Nie był pocieszony po kolejnej porażce z Ruchem Chorzów trener Wisły Kraków Michał Probierz. Szkoleniowiec mistrzów Polski, o ile wierzy jeszcze w awans swojego zespołu, to zmartwiony był sytuacją kadrową krakowian. - Kolejny mecz i znowu musieliśmy zrobić zmianę z powodu urazu. Michał Czekaj na drugą połowę wyszedł na własną prośbę, ale nie dał rady grać. Wszedł za niego Kew Jaliens, który dwa tygodnie nie trenował. Jeśli nie wrócą kontuzjowani obrońcy to w rewanżu będziemy zmuszeni zagrać megaofensywnie – stwierdził szkoleniowiec Wisły.

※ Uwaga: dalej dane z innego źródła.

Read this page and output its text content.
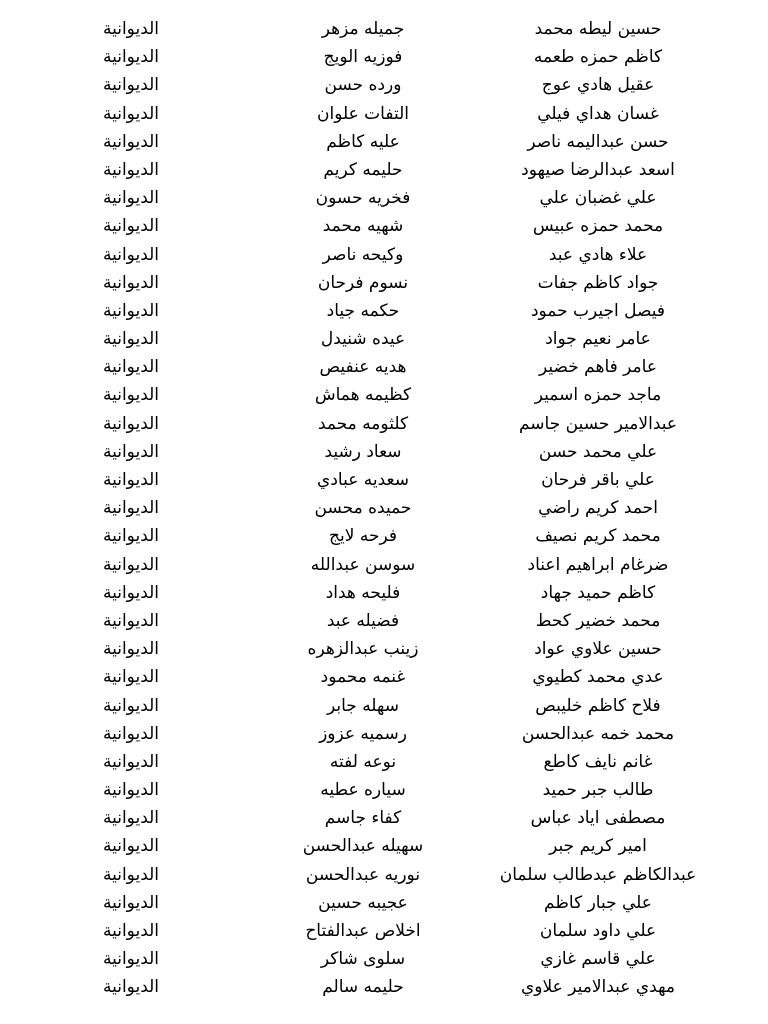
حسين ليطه محمد
جميله مزهر
الديوانية
كاظم حمزه طعمه
فوزيه الويج
الديوانية
عقيل هادي عوج
ورده حسن
الديوانية
غسان هداي فيلي
التفات علوان
الديوانية
حسن عبداليمه ناصر
عليه كاظم
الديوانية
اسعد عبدالرضا صيهود
حليمه كريم
الديوانية
علي غضبان علي
فخريه حسون
الديوانية
محمد حمزه عبيس
شهيه محمد
الديوانية
علاء هادي عبد
وكيحه ناصر
الديوانية
جواد كاظم جفات
نسوم فرحان
الديوانية
فيصل اجيرب حمود
حكمه جياد
الديوانية
عامر نعيم جواد
عيده شنيدل
الديوانية
عامر فاهم خضير
هديه عنفيص
الديوانية
ماجد حمزه اسمير
كظيمه هماش
الديوانية
عبدالامير حسين جاسم
كلثومه محمد
الديوانية
علي محمد حسن
سعاد رشيد
الديوانية
علي باقر فرحان
سعديه عبادي
الديوانية
احمد كريم راضي
حميده محسن
الديوانية
محمد كريم نصيف
فرحه لايج
الديوانية
ضرغام ابراهيم اعناد
سوسن عبدالله
الديوانية
كاظم حميد جهاد
فليحه هداد
الديوانية
محمد خضير كحط
فضيله عبد
الديوانية
حسين علاوي عواد
زينب عبدالزهره
الديوانية
عدي محمد كطيوي
غنمه محمود
الديوانية
فلاح كاظم خليبص
سهله جابر
الديوانية
محمد خمه عبدالحسن
رسميه عزوز
الديوانية
غانم نايف كاطع
نوعه لفته
الديوانية
طالب جبر حميد
سياره عطيه
الديوانية
مصطفى اياد عباس
كفاء جاسم
الديوانية
امير كريم جبر
سهيله عبدالحسن
الديوانية
عبدالكاظم عبدطالب سلمان
نوريه عبدالحسن
الديوانية
علي جبار كاظم
عجيبه حسين
الديوانية
علي داود سلمان
اخلاص عبدالفتاح
الديوانية
علي قاسم غازي
سلوى شاكر
الديوانية
مهدي عبدالامير علاوي
حليمه سالم
الديوانية
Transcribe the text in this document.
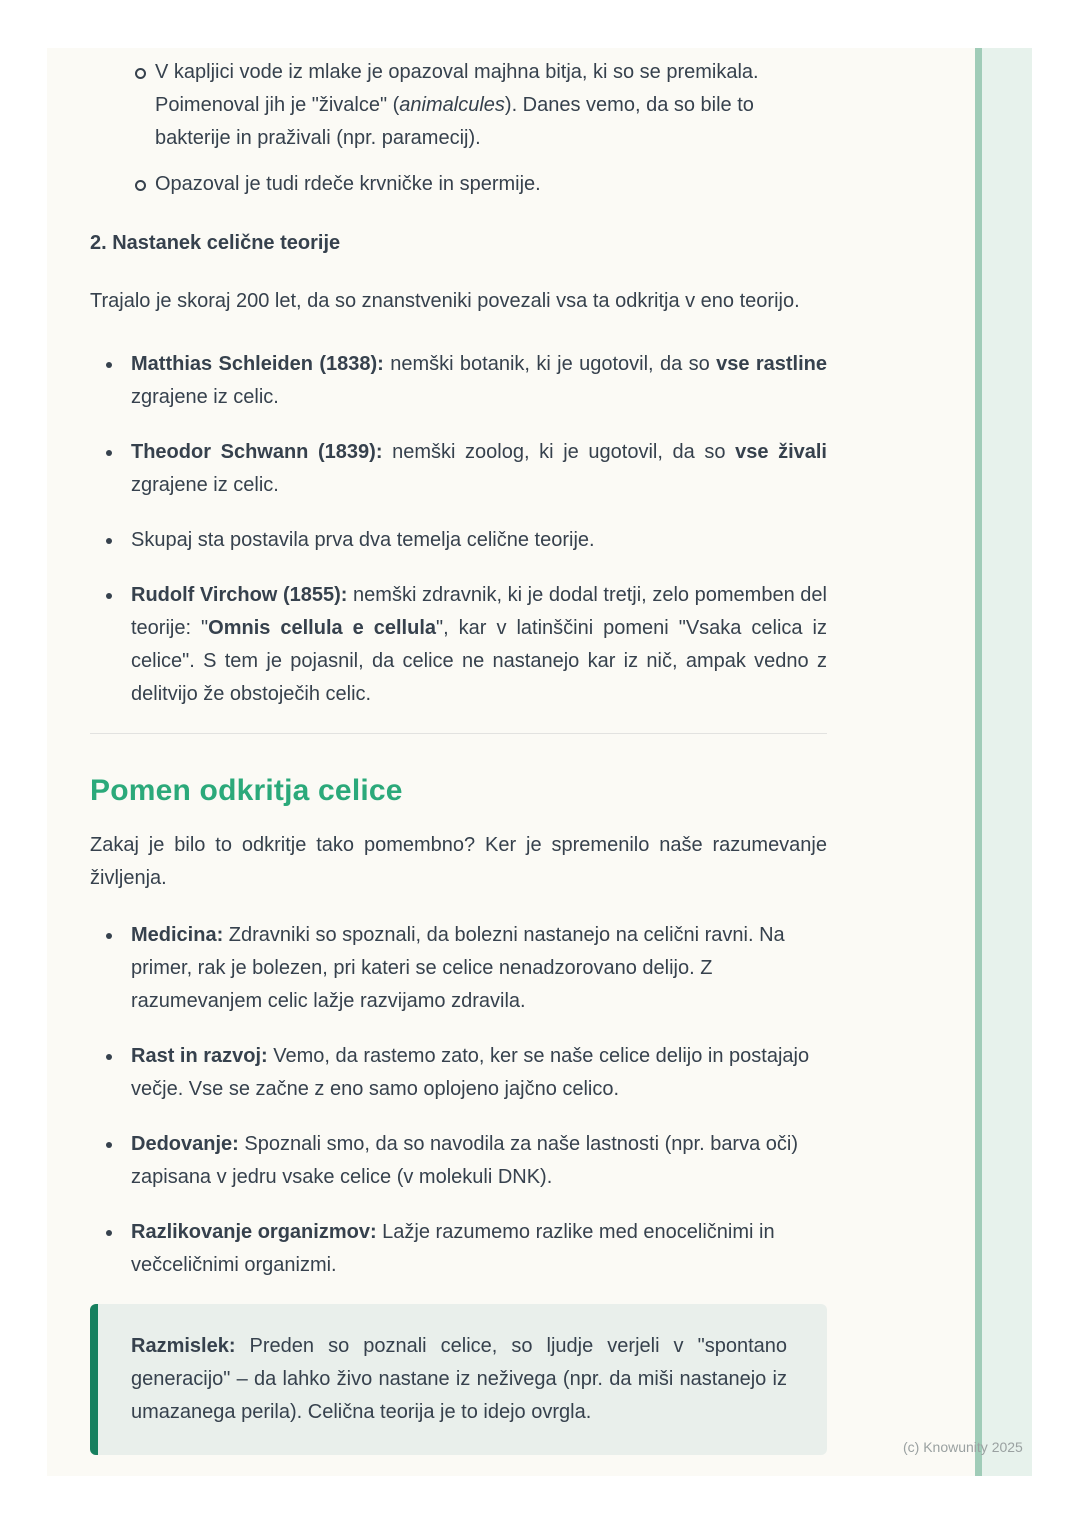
V kapljici vode iz mlake je opazoval majhna bitja, ki so se premikala. Poimenoval jih je "živalce" (animalcules). Danes vemo, da so bile to bakterije in praživali (npr. paramecij).
Opazoval je tudi rdeče krvničke in spermije.
2. Nastanek celične teorije

Trajalo je skoraj 200 let, da so znanstveniki povezali vsa ta odkritja v eno teorijo.

Matthias Schleiden (1838): nemški botanik, ki je ugotovil, da so vse rastline zgrajene iz celic.
Theodor Schwann (1839): nemški zoolog, ki je ugotovil, da so vse živali zgrajene iz celic.
Skupaj sta postavila prva dva temelja celične teorije.
Rudolf Virchow (1855): nemški zdravnik, ki je dodal tretji, zelo pomemben del teorije: "Omnis cellula e cellula", kar v latinščini pomeni "Vsaka celica iz celice". S tem je pojasnil, da celice ne nastanejo kar iz nič, ampak vedno z delitvijo že obstoječih celic.
Pomen odkritja celice

Zakaj je bilo to odkritje tako pomembno? Ker je spremenilo naše razumevanje življenja.

Medicina: Zdravniki so spoznali, da bolezni nastanejo na celični ravni. Na primer, rak je bolezen, pri kateri se celice nenadzorovano delijo. Z razumevanjem celic lažje razvijamo zdravila.
Rast in razvoj: Vemo, da rastemo zato, ker se naše celice delijo in postajajo večje. Vse se začne z eno samo oplojeno jajčno celico.
Dedovanje: Spoznali smo, da so navodila za naše lastnosti (npr. barva oči) zapisana v jedru vsake celice (v molekuli DNK).
Razlikovanje organizmov: Lažje razumemo razlike med enoceličnimi in večceličnimi organizmi.
Razmislek: Preden so poznali celice, so ljudje verjeli v "spontano generacijo" – da lahko živo nastane iz neživega (npr. da miši nastanejo iz umazanega perila). Celična teorija je to idejo ovrgla.
(c) Knowunity 2025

Na początku meczu goście z Krakowa byli zespołem lepszym od Ruchu. - Potrafiliśmy utrzymać się przy piłce i stworzyliśmy sobie kilka sytuacji. Ale jak ktoś jest u góry i ma taki bieg pozytywny jak Ruch, to oddaje jeden strzał na bramkę i prowadzi 1:0. Taka jest piłka. Popełniliśmy błąd, piłka się bilardowo odbiła i Piech to wykorzystał. Można powiedzieć, że gdzie Ruch kopnie tam piłka od razu wpada do bramki - żałował Michał Probierz. - Najbardziej jednak boli druga połowa, gdzie wyrównaliśmy i wydawało się, że będziemy mogli kontrolować spotkanie. Jednak straciliśmy bramki po dwóch stałych fragmentach gry. Po rzucie wolnym, gdzie należycie nie zorganizowaliśmy się. Widać, że to jest siła Ruchu. Analizowaliśmy, pokazywaliśmy ale Zieńczuk bardzo dobrze potrafi uderzać w punkt, gdzie nabiegali inni piłkarze gospodarzy - dodał trener, który w 1993 roku z Ruchem grał w finale Pucharu Polski.